The Prime Minister’s spokesman said the Government was “deeply concerned” over the arrest of Mr Lai and the others.
He added: “Freedom of the press is explicitly guaranteed in the Sino-British joint declaration and basic law and is supposed to be protected under article four of the national security law.
“This is further evidence that the national security law is being used as a pretext to silence opposition.
“The Hong Kong authorities must uphold the rights and the freedoms of its people.”
The national security law came into effect on June 30 and has been criticised as a means to curb dissent after anti-government protests rocked Hong Kong last year.
The security law outlaws secessionist, subversive and terrorist acts, as well as collusion with foreign forces in the city’s internal affairs.
The maximum punishment for serious offenders is life imprisonment.
Hong Kong police said nine people aged between 23 and 72 had been arrested on suspicion of violating the national security law.
It said that offences included “collusion with a foreign country/external elements to endanger national security”.
An ITV News spokeswoman said: “We can confirm that Wilson Li works for ITV News in a freelance capacity.
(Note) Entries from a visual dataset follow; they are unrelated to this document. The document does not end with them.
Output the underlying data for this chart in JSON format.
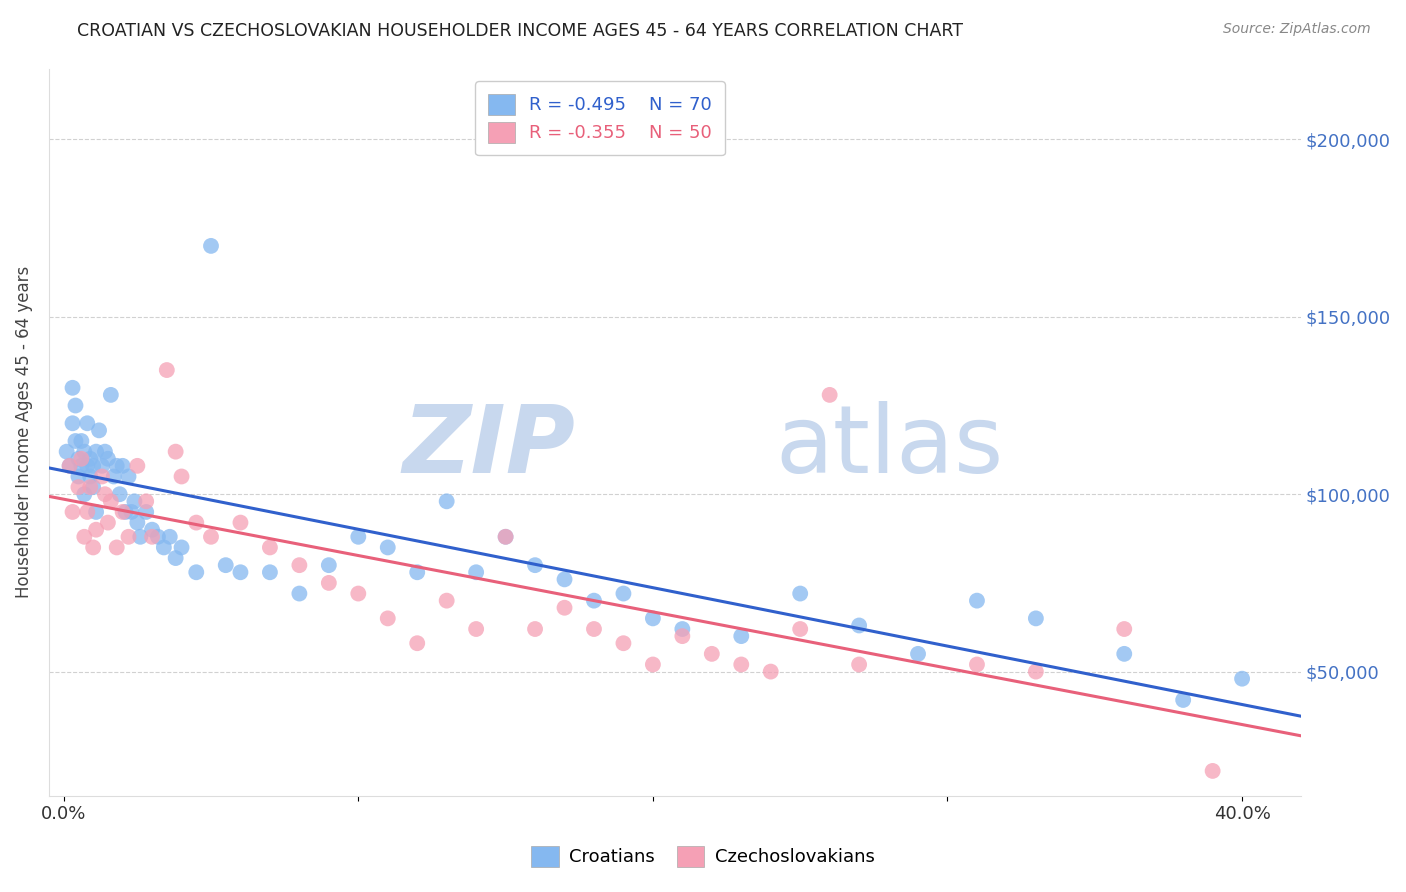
{
  "title": "CROATIAN VS CZECHOSLOVAKIAN HOUSEHOLDER INCOME AGES 45 - 64 YEARS CORRELATION CHART",
  "source": "Source: ZipAtlas.com",
  "ylabel": "Householder Income Ages 45 - 64 years",
  "xlabel_ticks": [
    "0.0%",
    "",
    "",
    "",
    "40.0%"
  ],
  "xlabel_vals": [
    0.0,
    0.1,
    0.2,
    0.3,
    0.4
  ],
  "ytick_labels": [
    "$50,000",
    "$100,000",
    "$150,000",
    "$200,000"
  ],
  "ytick_vals": [
    50000,
    100000,
    150000,
    200000
  ],
  "ylim": [
    15000,
    220000
  ],
  "xlim": [
    -0.005,
    0.42
  ],
  "croatian_R": -0.495,
  "croatian_N": 70,
  "czechoslovakian_R": -0.355,
  "czechoslovakian_N": 50,
  "croatian_color": "#85B8F0",
  "czechoslovakian_color": "#F5A0B5",
  "croatian_line_color": "#3060CC",
  "czechoslovakian_line_color": "#E8607A",
  "watermark_zip": "ZIP",
  "watermark_atlas": "atlas",
  "watermark_color": "#C8D8EE",
  "background_color": "#FFFFFF",
  "croatian_x": [
    0.001,
    0.002,
    0.003,
    0.003,
    0.004,
    0.004,
    0.005,
    0.005,
    0.006,
    0.006,
    0.007,
    0.007,
    0.008,
    0.008,
    0.009,
    0.009,
    0.01,
    0.01,
    0.011,
    0.011,
    0.012,
    0.013,
    0.014,
    0.015,
    0.016,
    0.017,
    0.018,
    0.019,
    0.02,
    0.021,
    0.022,
    0.023,
    0.024,
    0.025,
    0.026,
    0.028,
    0.03,
    0.032,
    0.034,
    0.036,
    0.038,
    0.04,
    0.045,
    0.05,
    0.055,
    0.06,
    0.07,
    0.08,
    0.09,
    0.1,
    0.11,
    0.12,
    0.13,
    0.14,
    0.15,
    0.16,
    0.17,
    0.18,
    0.19,
    0.2,
    0.21,
    0.23,
    0.25,
    0.27,
    0.29,
    0.31,
    0.33,
    0.36,
    0.38,
    0.4
  ],
  "croatian_y": [
    112000,
    108000,
    120000,
    130000,
    115000,
    125000,
    110000,
    105000,
    108000,
    115000,
    112000,
    100000,
    108000,
    120000,
    105000,
    110000,
    102000,
    108000,
    95000,
    112000,
    118000,
    108000,
    112000,
    110000,
    128000,
    105000,
    108000,
    100000,
    108000,
    95000,
    105000,
    95000,
    98000,
    92000,
    88000,
    95000,
    90000,
    88000,
    85000,
    88000,
    82000,
    85000,
    78000,
    170000,
    80000,
    78000,
    78000,
    72000,
    80000,
    88000,
    85000,
    78000,
    98000,
    78000,
    88000,
    80000,
    76000,
    70000,
    72000,
    65000,
    62000,
    60000,
    72000,
    63000,
    55000,
    70000,
    65000,
    55000,
    42000,
    48000
  ],
  "czechoslovakian_x": [
    0.002,
    0.003,
    0.005,
    0.006,
    0.007,
    0.008,
    0.009,
    0.01,
    0.011,
    0.013,
    0.014,
    0.015,
    0.016,
    0.018,
    0.02,
    0.022,
    0.025,
    0.028,
    0.03,
    0.035,
    0.038,
    0.04,
    0.045,
    0.05,
    0.06,
    0.07,
    0.08,
    0.09,
    0.1,
    0.11,
    0.12,
    0.13,
    0.14,
    0.15,
    0.16,
    0.17,
    0.18,
    0.19,
    0.2,
    0.21,
    0.22,
    0.23,
    0.24,
    0.25,
    0.26,
    0.27,
    0.31,
    0.33,
    0.36,
    0.39
  ],
  "czechoslovakian_y": [
    108000,
    95000,
    102000,
    110000,
    88000,
    95000,
    102000,
    85000,
    90000,
    105000,
    100000,
    92000,
    98000,
    85000,
    95000,
    88000,
    108000,
    98000,
    88000,
    135000,
    112000,
    105000,
    92000,
    88000,
    92000,
    85000,
    80000,
    75000,
    72000,
    65000,
    58000,
    70000,
    62000,
    88000,
    62000,
    68000,
    62000,
    58000,
    52000,
    60000,
    55000,
    52000,
    50000,
    62000,
    128000,
    52000,
    52000,
    50000,
    62000,
    22000
  ],
  "legend_R_color": "#3060CC",
  "legend_N_color": "#3060CC",
  "legend_R2_color": "#E8607A",
  "legend_N2_color": "#E8607A"
}
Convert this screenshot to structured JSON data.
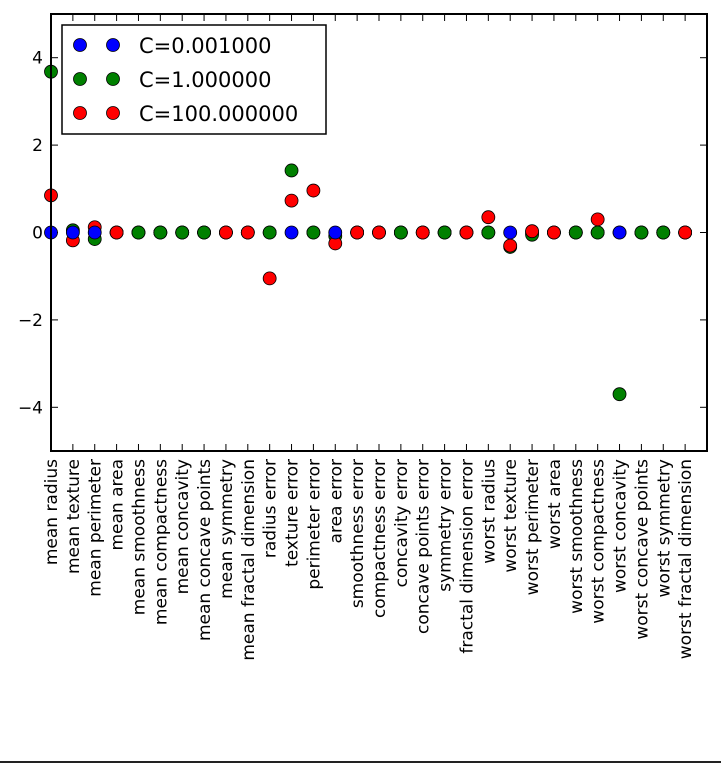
{
  "chart_data": {
    "type": "scatter",
    "title": "",
    "xlabel": "",
    "ylabel": "",
    "xlim": [
      0,
      30
    ],
    "ylim": [
      -5,
      5
    ],
    "grid": false,
    "legend_position": "top-left",
    "yticks": [
      -4,
      -2,
      0,
      2,
      4
    ],
    "ytick_labels": [
      "−4",
      "−2",
      "0",
      "2",
      "4"
    ],
    "categories": [
      "mean radius",
      "mean texture",
      "mean perimeter",
      "mean area",
      "mean smoothness",
      "mean compactness",
      "mean concavity",
      "mean concave points",
      "mean symmetry",
      "mean fractal dimension",
      "radius error",
      "texture error",
      "perimeter error",
      "area error",
      "smoothness error",
      "compactness error",
      "concavity error",
      "concave points error",
      "symmetry error",
      "fractal dimension error",
      "worst radius",
      "worst texture",
      "worst perimeter",
      "worst area",
      "worst smoothness",
      "worst compactness",
      "worst concavity",
      "worst concave points",
      "worst symmetry",
      "worst fractal dimension"
    ],
    "series": [
      {
        "name": "C=0.001000",
        "color": "#0000ff",
        "values": [
          0.0,
          0.0,
          0.0,
          0.0,
          0.0,
          0.0,
          0.0,
          0.0,
          0.0,
          0.0,
          0.0,
          0.0,
          0.0,
          0.0,
          0.0,
          0.0,
          0.0,
          0.0,
          0.0,
          0.0,
          0.0,
          0.0,
          0.0,
          0.0,
          0.0,
          0.0,
          0.0,
          0.0,
          0.0,
          0.0
        ]
      },
      {
        "name": "C=1.000000",
        "color": "#008000",
        "values": [
          3.68,
          0.05,
          -0.15,
          0.0,
          0.0,
          0.0,
          0.0,
          0.0,
          0.0,
          0.0,
          0.0,
          1.42,
          0.0,
          -0.08,
          0.0,
          0.0,
          0.0,
          0.0,
          0.0,
          0.0,
          0.0,
          -0.33,
          -0.05,
          0.0,
          0.0,
          0.0,
          -3.7,
          0.0,
          0.0,
          0.0
        ]
      },
      {
        "name": "C=100.000000",
        "color": "#ff0000",
        "values": [
          0.85,
          -0.18,
          0.12,
          0.0,
          0.0,
          0.0,
          0.0,
          0.0,
          0.0,
          0.0,
          -1.05,
          0.73,
          0.96,
          -0.25,
          0.0,
          0.0,
          0.0,
          0.0,
          0.0,
          0.0,
          0.35,
          -0.3,
          0.03,
          0.0,
          0.0,
          0.3,
          0.0,
          0.0,
          0.0,
          0.0
        ]
      }
    ],
    "overlap_top_at_zero": [
      "C=0.001000",
      "C=0.001000",
      "C=0.001000",
      "C=100.000000",
      "C=1.000000",
      "C=1.000000",
      "C=1.000000",
      "C=1.000000",
      "C=100.000000",
      "C=100.000000",
      "C=1.000000",
      "C=0.001000",
      "C=1.000000",
      "C=0.001000",
      "C=100.000000",
      "C=100.000000",
      "C=1.000000",
      "C=100.000000",
      "C=1.000000",
      "C=100.000000",
      "C=1.000000",
      "C=0.001000",
      "C=100.000000",
      "C=100.000000",
      "C=1.000000",
      "C=1.000000",
      "C=0.001000",
      "C=1.000000",
      "C=1.000000",
      "C=100.000000"
    ]
  }
}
“We are concerned to hear of his arrest and are urgently seeking clarification on the circumstances.”
Mr Lai, masked and wearing a blue shirt and a light grey blazer, was led out of his mansion in Kowloon by police officers also wearing surgical masks and was taken away.
“Jimmy Lai is being arrested for collusion with foreign powers at this time,” his aide Mark Simon wrote on Twitter.
Mr Simon said that police searched both Mr Lai and his son’s home, as well as other members of media group Next Digital, which Mr Lai founded.
More than a hundred police also raided Next Digital’s headquarters in Hong Kong, entering the newsroom and searching the desks.
Next Digital operates the Apple Daily tabloid, which Mr Lai founded in 1995, ahead of Britain’s handover of Hong Kong to China.